Transfer Learning for Cross-dataset Isolated Sign Language Recognition in Under-Resourced Datasets
Ahmet Alp Kindiroglu, Ozgur Kara, Ogulcan Ozdemir, Lale Akarun
TL;DR
This work tackles cross-dataset isolated sign-language recognition for under-resourced languages by establishing a public cross-dataset transfer-learning benchmark using two Turkish datasets (BSign22k and AUTSL) with 57 shared signs. It employs a coordinate-based SL-GCN pipeline fed by OpenPose joints and evaluates five supervised transfer methods under closed-set and partial-set transfer scenarios. The study shows that specialized supervised transfer approaches (MCC, JAN, DSBN, DANN) can surpass finetuning, especially when target data is scarce or when shared labels exist, and that partial-set transfer benefits from larger source vocabularies. Overall, the paper provides a replicable benchmark and demonstrates meaningful gains for cross-dataset SLR, aiding research on under-resourced sign languages and related video classification tasks.
Abstract
Sign language recognition (SLR) has recently achieved a breakthrough in performance thanks to deep neural networks trained on large annotated sign datasets.
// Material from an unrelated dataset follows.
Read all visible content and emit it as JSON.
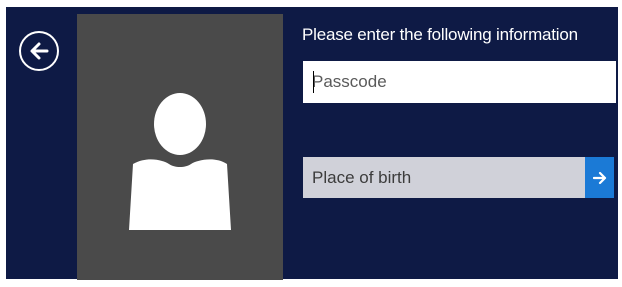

Of the many different sign languages, these annotated datasets are only available for a select few. Since acquiring gloss-level labels on sign language videos is difficult, learning by transferring knowledge from existing annotated sources is useful for recognition in under-resourced sign languages. This study provides a publicly available cross-dataset transfer learning benchmark from two existing public Turkish SLR datasets. We use a temporal graph convolution-based sign language recognition approach to evaluate five supervised transfer learning approaches and experiment with closed-set and partial-set cross-dataset transfer learning. Experiments demonstrate that improvement over finetuning based transfer learning is possible with specialized supervised transfer learning methods.